A Massachusetts hospital temporarily closed by severe flood damage is accusing Boston-based Beth Israel Lahey Health of poaching its affiliated physicians and undermining its recovery efforts, according to the Boston Business Journal. 

Salvatore Perla, president of Norwood (Mass.) Hospital, claims that Beth Israel Lahey started a physician hiring campaign to target dozens of Norwood-affiliated physicians and practices. So far, two physicians under a contractual affiliation have been hired by Beth Israel, according to the report. 

Mr. Perla claims that the alleged poaching is hindering the community hospital's attempts to recover.

"[Beth Israel Lahey's] actions are directly undermining the Norwood Hospital recovery process in order to grow their market share of commercially insured patients," Mr. Perla told the Business Journal. "The BI-Lahey personnel involved in the poaching probably didn't think anyone would speak up — and while we understand the competitive nature of the healthcare marketplace, the actions of BI-Lahey in this instance show the danger of allowing high-cost mega-systems to run roughshod over community hospitals."
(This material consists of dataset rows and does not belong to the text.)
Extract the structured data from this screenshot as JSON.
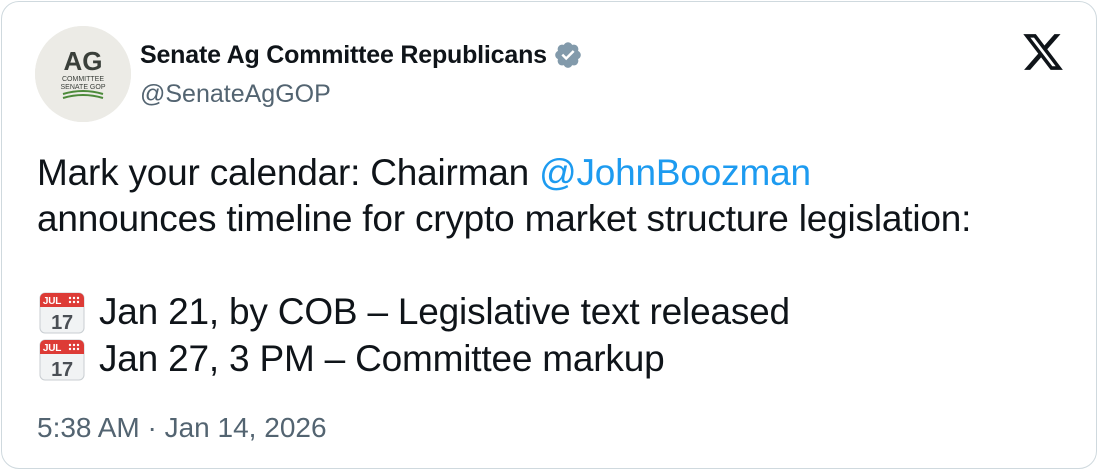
{
  "author": {
    "display_name": "Senate Ag Committee Republicans",
    "handle": "@SenateAgGOP",
    "verified": true,
    "avatar": {
      "logo_text": "AG",
      "line1": "COMMITTEE",
      "line2": "SENATE GOP"
    }
  },
  "platform_icon": "x-logo-icon",
  "tweet": {
    "line1_prefix": "Mark your calendar: Chairman ",
    "mention": "@JohnBoozman",
    "line2": "announces timeline for crypto market structure legislation:",
    "events": [
      {
        "icon": "calendar-icon",
        "calendar_month": "JUL",
        "calendar_day": "17",
        "text": "Jan 21, by COB – Legislative text released"
      },
      {
        "icon": "calendar-icon",
        "calendar_month": "JUL",
        "calendar_day": "17",
        "text": "Jan 27, 3 PM – Committee markup"
      }
    ]
  },
  "timestamp": "5:38 AM · Jan 14, 2026",
  "colors": {
    "text": "#0f1419",
    "secondary": "#536471",
    "link": "#1d9bf0",
    "border": "#cfd9de",
    "verified_badge": "#829aab"
  }
}
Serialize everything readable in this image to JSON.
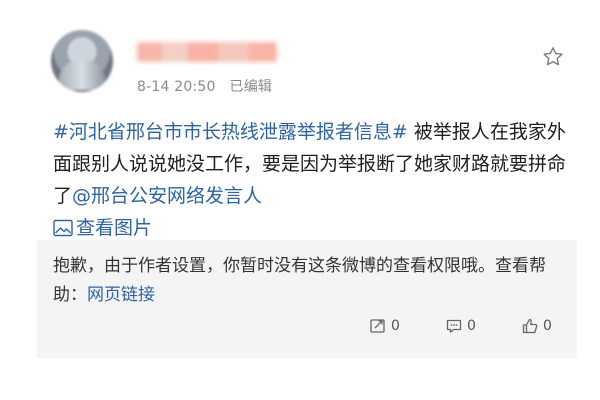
{
  "post": {
    "timestamp": "8-14 20:50",
    "edited_label": "已编辑",
    "hashtag": "#河北省邢台市市长热线泄露举报者信息#",
    "body_text": " 被举报人在我家外面跟别人说说她没工作，要是因为举报断了她家财路就要拼命了",
    "mention": "@邢台公安网络发言人",
    "view_image_label": "查看图片"
  },
  "notice": {
    "text": "抱歉，由于作者设置，你暂时没有这条微博的查看权限哦。查看帮助：",
    "help_link": "网页链接"
  },
  "actions": {
    "repost_count": "0",
    "comment_count": "0",
    "like_count": "0"
  },
  "colors": {
    "link": "#2d63a8",
    "meta": "#8a8a8a",
    "notice_bg": "#f4f4f4"
  }
}
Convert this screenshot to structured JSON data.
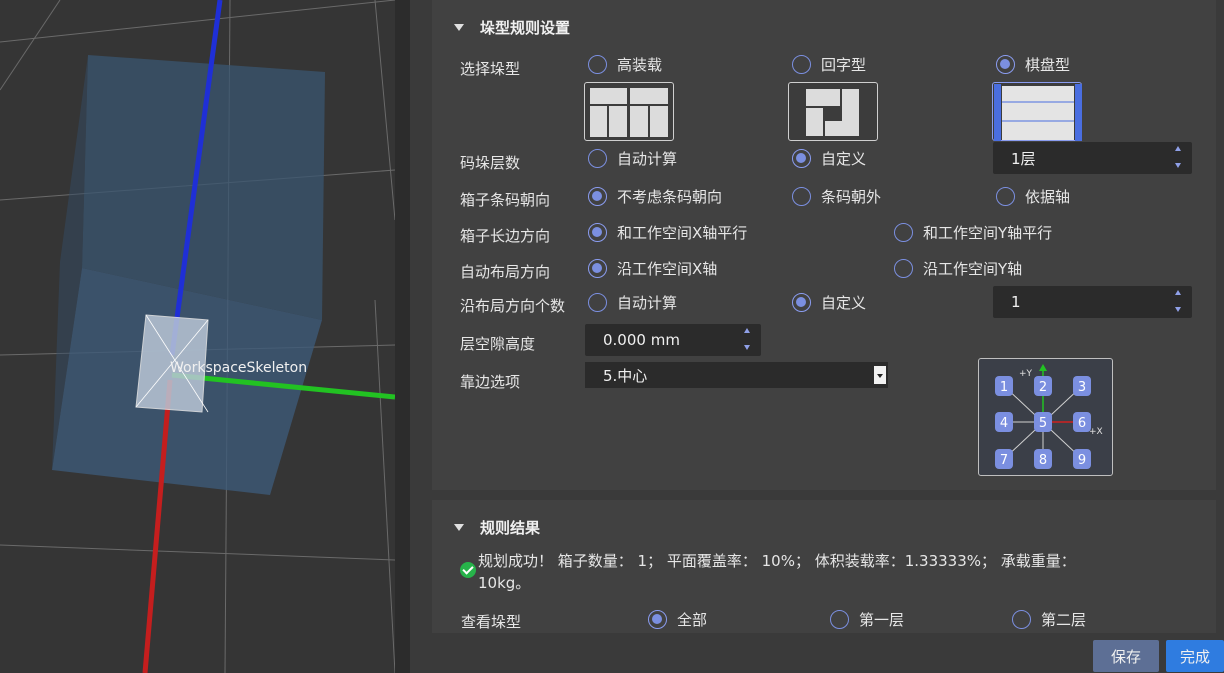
{
  "viewport": {
    "object_label": "WorkspaceSkeleton"
  },
  "rules_section": {
    "title": "垛型规则设置",
    "pattern": {
      "label": "选择垛型",
      "options": [
        "高装载",
        "回字型",
        "棋盘型"
      ],
      "selected": "棋盘型"
    },
    "layers": {
      "label": "码垛层数",
      "options": [
        "自动计算",
        "自定义"
      ],
      "selected": "自定义",
      "value": "1层"
    },
    "barcode": {
      "label": "箱子条码朝向",
      "options": [
        "不考虑条码朝向",
        "条码朝外",
        "依据轴"
      ],
      "selected": "不考虑条码朝向"
    },
    "long_side": {
      "label": "箱子长边方向",
      "options": [
        "和工作空间X轴平行",
        "和工作空间Y轴平行"
      ],
      "selected": "和工作空间X轴平行"
    },
    "layout_dir": {
      "label": "自动布局方向",
      "options": [
        "沿工作空间X轴",
        "沿工作空间Y轴"
      ],
      "selected": "沿工作空间X轴"
    },
    "count": {
      "label": "沿布局方向个数",
      "options": [
        "自动计算",
        "自定义"
      ],
      "selected": "自定义",
      "value": "1"
    },
    "gap": {
      "label": "层空隙高度",
      "value": "0.000 mm"
    },
    "edge": {
      "label": "靠边选项",
      "value": "5.中心"
    },
    "alignment_grid": {
      "cells": [
        "1",
        "4",
        "7",
        "2",
        "5",
        "8",
        "3",
        "6",
        "9"
      ],
      "axis_y": "+Y",
      "axis_x": "+X",
      "selected": "5"
    }
  },
  "result_section": {
    "title": "规则结果",
    "message_line1": "规划成功！ 箱子数量： 1； 平面覆盖率： 10%； 体积装载率：1.33333%； 承载重量：",
    "message_line2": "10kg。",
    "view": {
      "label": "查看垛型",
      "options": [
        "全部",
        "第一层",
        "第二层"
      ],
      "selected": "全部"
    }
  },
  "buttons": {
    "save": "保存",
    "done": "完成"
  },
  "colors": {
    "accent": "#7b8fe0",
    "primary_button": "#2f7ce0",
    "secondary_button": "#5d6f95",
    "success": "#27b34a"
  }
}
Jennifer Kritz, a spokesperson or Beth Israel Lahey Health, declined to comment on whether it has been targeting Norwood-affiliated physicians, but told the Business Journal that it is "not uncommon for physicians to explore professional opportunities that allow them to practice and serve their patients to the best of their abilities, particularly when an institution they are affiliated with is closed indefinitely."

Norwood Hospital has been closed since June 28 after water rose rapidly in the parking lot and reached as high as 4 feet in the hospital's basement, knocking out the electricity. After an inspection the hospital said it would need at least a year to repair damage incurred from the flood.